A Quasar Without Broad Lyman-alpha Emission

2004 
The z=3.02 quasar SDSS J095253.83+011421.9 exhibits broad metal-line emission (CIV FWHM=9000 km/s), but broad Ly-alpha emission is not present. Instead, only a narrow Ly-alpha line is observed (FWHM=1140 km/s). The large CIV/Ly-alpha ratio in the broad-line region (BLR) emission from this object can be matched most closely by a BLR dominated by gas at very high densities (10^15 cm^-3), which suppresses the Ly-alpha emission, and illuminated by an incident power-law extending to ~200 micron, which yields increased emission from purely collisionally excited coolant lines (such as CIV, NV and OVI) but not from recombination lines like Ly-alpha. However, the strong CIII emission predicted by this model is not observed, and the observed broad CIII] emission must come from a lower-density BLR component and should be accompanied by broad Ly-alpha emission which is not observed.
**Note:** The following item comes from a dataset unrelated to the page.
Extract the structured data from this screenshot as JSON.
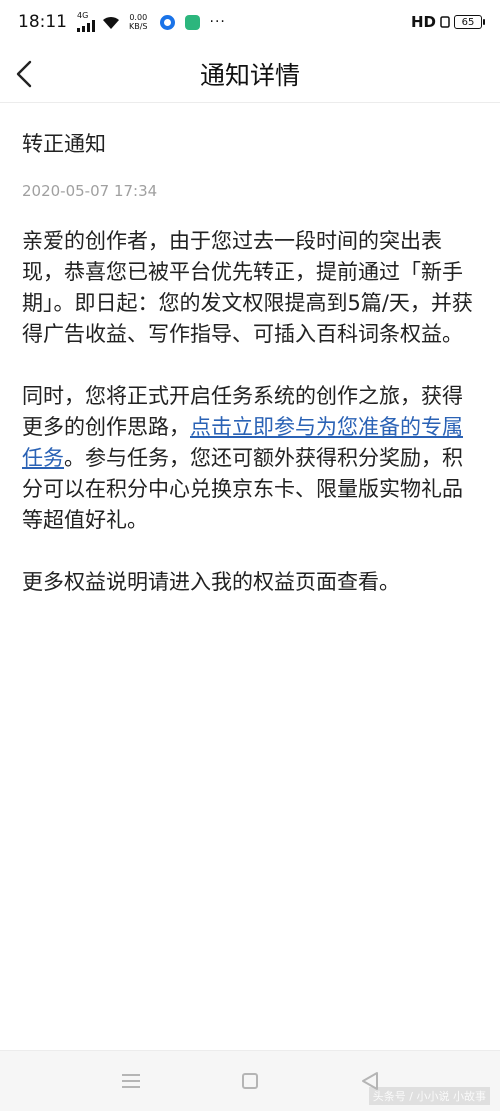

The least unlikely explanation for this spectrum seems to be that any intrinsic broad Ly-alpha emission is removed by smooth NV absorption in the red wing of the Ly-alpha emission line and by smooth Ly-alpha absorption in the blue wing of the Ly-alpha emission line. This postulated smooth absorption would be in addition to the strong, associated, narrow absorption seen in numerous ions. Smooth absorption in Ly-alpha, NV and OVI but not in CIV would be unusual, but not impossible, although it is suspicious that the postulated absorption must almost exactly cancel the postulated intrinsic broad emission. We conclude that the spectrum of SDSS J0952+0114 appears unique (among ~3600 SDSS spectra of quasars at z>2.12) because of some_combination_ of unusual parameters, and we discuss possible observations to determine the combination of circumstances responsible for the spectrum.